Sudan’s Referendum: Understanding the Economics of Peace

On January 9, the people of Southern Sudan started voting to become the world’s newest country and the first new African nation in decades. The voting stems from the 2005 Comprehensive Peace Agreement (CPA); and the expected outcome, assumed to result in the south’s independence, will have an enormous impact on the economies of both new nations. Particularly with looming matters of oil, border and conflict control, cooperation between North and South Sudan will be of utmost importance for their development and economic success.

As a whole, Sudan has seen GDP growth of over 10 percent in recent years, mainly due to its increasing oil production. Sudan is Africa’s third largest producer of oil, with 75 percent of this production coming from the south. The 2005 CPA determined that the country’s oil income, which amounted to around $4.5 billion from January through September of 2010, should be divided evenly between the north and south. Although this oil income makes up around half of the north’s government revenue, it is a whopping 98 percent of the souths. Despite most of the oil-producing regions being in the south, the south’s lack of infrastructure to export the oil, and its inability to quickly address this issue, necessitates cooperation with the north. Controversy over this income—how much it is and how it would be divided after a successful referendum—has been circling the media for weeks.

Oil, however, is not the only problem that these two potentially separate countries will have to face. Border conflict is an issue of utmost concern, as demonstrated in the last two days of elections. News sources indicate that since voting began Sunday, an estimated 60 people have been killed near the Abyei border due to clashes with Arab pastoralist nomadic populations. This oil-rich area is supposed to have its own referendum to determine to which nation it will belong, but in the meantime Abyei, described as the border’s “powder keg,” is so far living up to its name.

Apart from oil and conflict over oil-rich border areas, there are even more details that will need to be carefully managed going forward, specifically when considering the development and economies of the north and south. The north could potentially suffer from a huge decrease in government revenue, and the new south will definitely feel the effects of its lack of institutions, infrastructure and skilled human capital. Over half the population of the south lives on less than $1 a day; an estimated 85 percent of the southern population is illiterate; paved roads within the south are scarce—sources state there are only 60km of asphalt roads; and the government in Juba will face an uphill battle with subpar institutions available.

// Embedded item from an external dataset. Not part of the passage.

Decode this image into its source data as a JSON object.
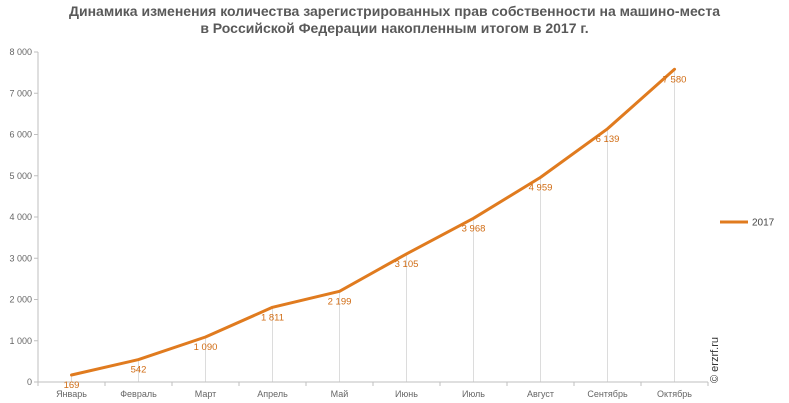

However, progress is being made toward succeeding as separate states. Khartoum has reportedly begun making changes to try and offset the upcoming financial setbacks—the parliament approved austerity measures that will include cuts in government spending, sales of state-owned companies and shares, and reductions of senior state employee salaries by around 25 percent. The south, despite the aforementioned ominous statistics, has actually moved forward since 2005 thanks in part to donors that helped the region build basic roads, increase school attendance and set up 29 ministries. And its outlook is bright: U.S. sanctions on the country should lift soon, allowing for more investment from abroad if the referendum goes smoothly; the nation plans to double its oil output in the next three years from 450 thousand barrels a day to 1 million barrels a day; and a research note from DaMina Advisors LLP mentioned that the south is thought to have “abundant” mineral deposits including marble, gypsum and chromite.

These positive notes should indicate that both North and South Sudan have the potential for economic success, separately, as long as they continue to support one another. Their shared oil interests and forthcoming border agreements mean that their need for cooperation with one another will be essential. Transparency in the oil industry is intensely important. Unarguably, for the time being, a new South Sudan must cooperate with the north to ensure that oil continues to be exported and produced, but reporting a 26 percent production calculation discrepancy will not be sustainable for two such intertwined economies. The contentious border and security issues must, of course, be addressed ever so delicately in the months to come, especially when considering a return to war is estimated to cost Sudan more than $100 billion. The north and south must work together if they want to grow as independent nations. As ballots continue to be cast, let both sides remember what they can gain from cooperation.